Professor: David Chamberlain
- CRN 12747: Tuesday & Thursday, 10:00 - 11:20 @ CHA 301
- CRN 17249: Tuesday & Thursday, 12:00 - 13:20 @ VIL 201
This seminar will explore ideas of reader interaction and the reader as creator or controller of the story in western narrative from ancient Greece to the present day. The oldest Greek narratives were crafted as oral performances, which drew from a vast repertoire of pre-coded choices, according to the desires of both poet and audience. The Romans created textual versions of these narratives but programmed into them a range of metaphors for the persona of the author and the participation (even complicity) of the reader. In the modern period, the novel arose as a kind of technological device which seems to stand between the reader and the story, as if a puzzle to be solved. Now, in the internet age, every narrative is a collection of embedded links, and as we make our choices and navigate that network (and as our devices record those choices and use them as proxies for our identity) the user—no longer the reader—grows more and more aware that she, somehow, has become the story.

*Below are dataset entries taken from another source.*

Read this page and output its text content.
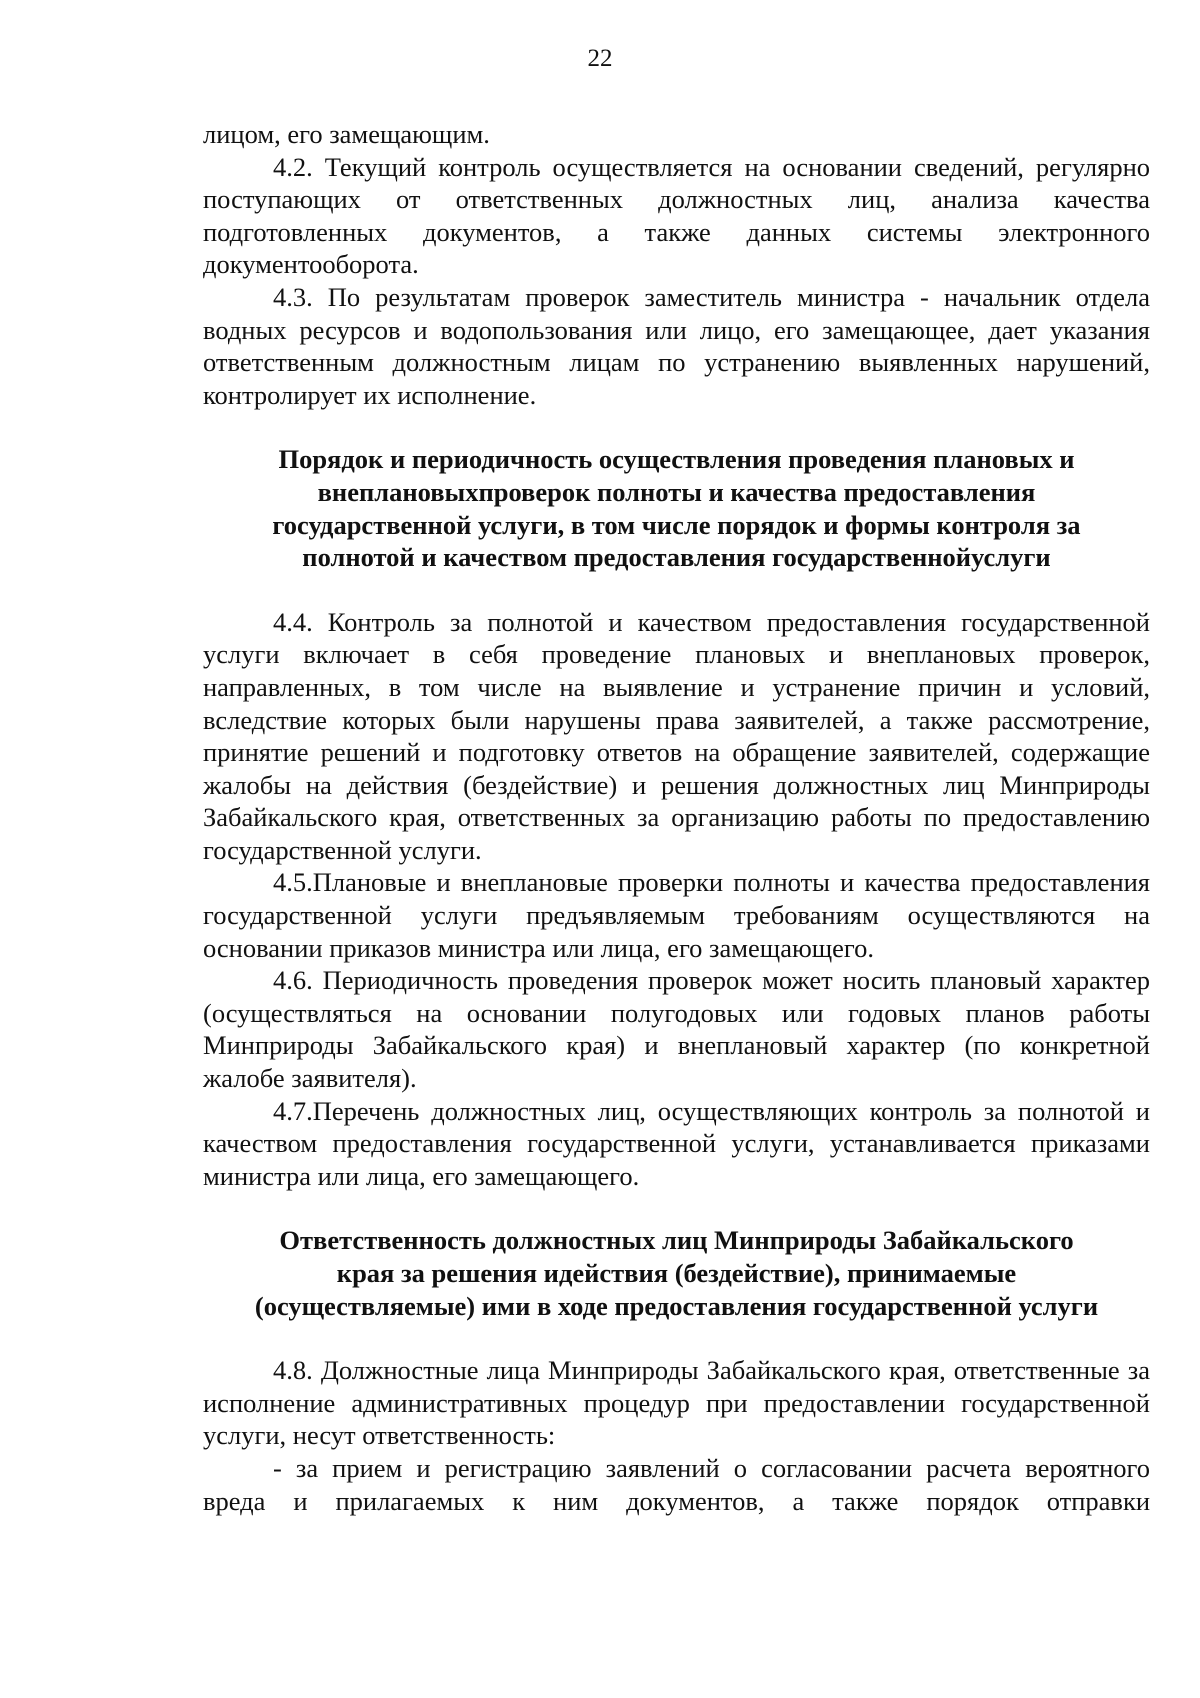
22

лицом, его замещающим.

4.2. Текущий контроль осуществляется на основании сведений, регулярно поступающих от ответственных должностных лиц, анализа качества подготовленных документов, а также данных системы электронного документооборота.

4.3. По результатам проверок заместитель министра - начальник отдела водных ресурсов и водопользования или лицо, его замещающее, дает указания ответственным должностным лицам по устранению выявленных нарушений, контролирует их исполнение.

Порядок и периодичность осуществления проведения плановых и
внеплановыхпроверок полноты и качества предоставления
государственной услуги, в том числе порядок и формы контроля за
полнотой и качеством предоставления государственнойуслуги

4.4. Контроль за полнотой и качеством предоставления государственной услуги включает в себя проведение плановых и внеплановых проверок, направленных, в том числе на выявление и устранение причин и условий, вследствие которых были нарушены права заявителей, а также рассмотрение, принятие решений и подготовку ответов на обращение заявителей, содержащие жалобы на действия (бездействие) и решения должностных лиц Минприроды Забайкальского края, ответственных за организацию работы по предоставлению государственной услуги.

4.5.Плановые и внеплановые проверки полноты и качества предоставления государственной услуги предъявляемым требованиям осуществляются на основании приказов министра или лица, его замещающего.

4.6. Периодичность проведения проверок может носить плановый характер (осуществляться на основании полугодовых или годовых планов работы Минприроды Забайкальского края) и внеплановый характер (по конкретной жалобе заявителя).

4.7.Перечень должностных лиц, осуществляющих контроль за полнотой и качеством предоставления государственной услуги, устанавливается приказами министра или лица, его замещающего.

Ответственность должностных лиц Минприроды Забайкальского
края за решения идействия (бездействие), принимаемые
(осуществляемые) ими в ходе предоставления государственной услуги

4.8. Должностные лица Минприроды Забайкальского края, ответственные за исполнение административных процедур при предоставлении государственной услуги, несут ответственность:

- за прием и регистрацию заявлений о согласовании расчета вероятного вреда и прилагаемых к ним документов, а также порядок отправки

We will explore this history with particular reference to three rich and influential ancient texts: Homer’s Odyssey, Ovid’s Metamorphoses, and Apuleius’ Golden Ass. We will sample a range of more modern novels that offer a sense of reader choice, in particular Sterne’s Tristram Shandy and Cortazar’s Hopscotch; we will wonder what happened to the imaginitive hypertext literature of the 1990s, especially Michael Joyce’s Afternoon and Shelley Jackson’s Patchwork Girl; we will be eaten by a Grue in Zork; and we will ask ourselves whether the future of the form lies in experiments in video storytelling like Neflix’s Bandersnatch, or in immersive video game narratives like Firewatch or Nier: Automata. Also, we will each write our own interactive story, either digitally or as a physical artefact.